Please note, although I am using Python for simplicity in my examples, Python is not (usually) compiled.
Lexical Analysis (3.2.f)
Lexical analysis takes the source program, strips out comments and whitespace, and replaces reserved words and symbols used in the program with tokens (fixed length strings of binary digits). Variable names are stored for later use and error messages are output if necessary.
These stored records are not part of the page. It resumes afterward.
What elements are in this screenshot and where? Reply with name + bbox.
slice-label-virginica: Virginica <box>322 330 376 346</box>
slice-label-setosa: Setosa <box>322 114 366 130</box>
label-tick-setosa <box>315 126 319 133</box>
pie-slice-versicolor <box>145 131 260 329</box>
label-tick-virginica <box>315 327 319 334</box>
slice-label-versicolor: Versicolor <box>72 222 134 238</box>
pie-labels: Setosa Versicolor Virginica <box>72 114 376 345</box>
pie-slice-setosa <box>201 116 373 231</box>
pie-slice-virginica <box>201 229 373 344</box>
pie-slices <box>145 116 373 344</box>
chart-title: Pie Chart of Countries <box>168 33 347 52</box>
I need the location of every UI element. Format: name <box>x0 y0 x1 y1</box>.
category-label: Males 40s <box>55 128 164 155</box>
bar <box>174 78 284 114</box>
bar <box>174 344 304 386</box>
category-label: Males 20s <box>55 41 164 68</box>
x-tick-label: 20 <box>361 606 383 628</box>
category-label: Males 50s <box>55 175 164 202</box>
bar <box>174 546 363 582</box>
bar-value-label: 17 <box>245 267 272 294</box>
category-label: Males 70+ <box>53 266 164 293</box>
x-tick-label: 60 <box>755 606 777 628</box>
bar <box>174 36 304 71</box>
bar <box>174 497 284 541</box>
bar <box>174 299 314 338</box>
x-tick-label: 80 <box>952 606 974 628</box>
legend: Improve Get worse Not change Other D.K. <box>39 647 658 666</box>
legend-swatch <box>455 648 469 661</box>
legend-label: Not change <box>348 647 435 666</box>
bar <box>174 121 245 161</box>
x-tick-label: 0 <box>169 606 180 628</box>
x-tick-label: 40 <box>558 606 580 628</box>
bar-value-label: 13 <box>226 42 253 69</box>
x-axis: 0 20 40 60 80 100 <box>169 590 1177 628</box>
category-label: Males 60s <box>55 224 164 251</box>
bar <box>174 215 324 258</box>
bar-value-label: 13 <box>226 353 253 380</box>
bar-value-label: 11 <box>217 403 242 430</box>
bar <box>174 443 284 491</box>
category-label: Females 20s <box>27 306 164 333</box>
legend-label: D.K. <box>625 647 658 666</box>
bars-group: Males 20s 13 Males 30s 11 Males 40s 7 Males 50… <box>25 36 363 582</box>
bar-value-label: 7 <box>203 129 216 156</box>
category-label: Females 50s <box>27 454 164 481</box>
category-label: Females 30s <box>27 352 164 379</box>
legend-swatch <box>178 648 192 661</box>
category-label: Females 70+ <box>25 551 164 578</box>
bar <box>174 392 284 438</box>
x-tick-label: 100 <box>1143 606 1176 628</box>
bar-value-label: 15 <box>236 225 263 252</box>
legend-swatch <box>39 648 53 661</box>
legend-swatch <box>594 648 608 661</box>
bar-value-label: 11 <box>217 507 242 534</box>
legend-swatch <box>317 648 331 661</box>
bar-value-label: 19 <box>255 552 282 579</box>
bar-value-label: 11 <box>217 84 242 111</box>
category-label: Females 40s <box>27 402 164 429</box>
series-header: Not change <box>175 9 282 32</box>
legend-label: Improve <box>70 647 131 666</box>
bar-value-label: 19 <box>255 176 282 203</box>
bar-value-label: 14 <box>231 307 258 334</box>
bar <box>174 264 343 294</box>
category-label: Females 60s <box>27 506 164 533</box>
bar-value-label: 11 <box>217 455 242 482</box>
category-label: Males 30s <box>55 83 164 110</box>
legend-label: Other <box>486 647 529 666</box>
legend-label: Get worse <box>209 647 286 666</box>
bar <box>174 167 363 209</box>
IF FOO > BAR THEN: FOOBAR = TRUE ELSE: FOOBAR = FALSE
The above code might be converted to the following sequence of tokens (expressed in denary for easy reading, but in reality they would be expressed in binary):
10 50 20 50 11 90 99 99 50 22 41 12 99 99 50 22 42
Note that "50" simply means "there's a variable here, look it up in the variable lookup table".
Syntax Analysis (3.2.g)
You do not need to have detailed knowledge of the syntax of programming languages
Syntax analysis is where the token stream is verified against the syntax rules of the programming language. Consider the token stream above. It reads:
IF VARIABLE GREATER-THAN VARIABLE THEN : (space) (space) VARIABLE SET-TO TRUE ELSE : (space) (space) VARIABLE SET-TO FALSE
This is perfectly valid syntax for Python. However, in a different language (such as C or PHP), the syntax could be different.
Code Generation (3.2.h)
Code generation is where code is actually converted into machine code (which can be executed). Many low-level functions are created from each high-level function. During code generation, the code can be optimised - either for smallest code size, or fastest performance, or to improve some other aspect of the code.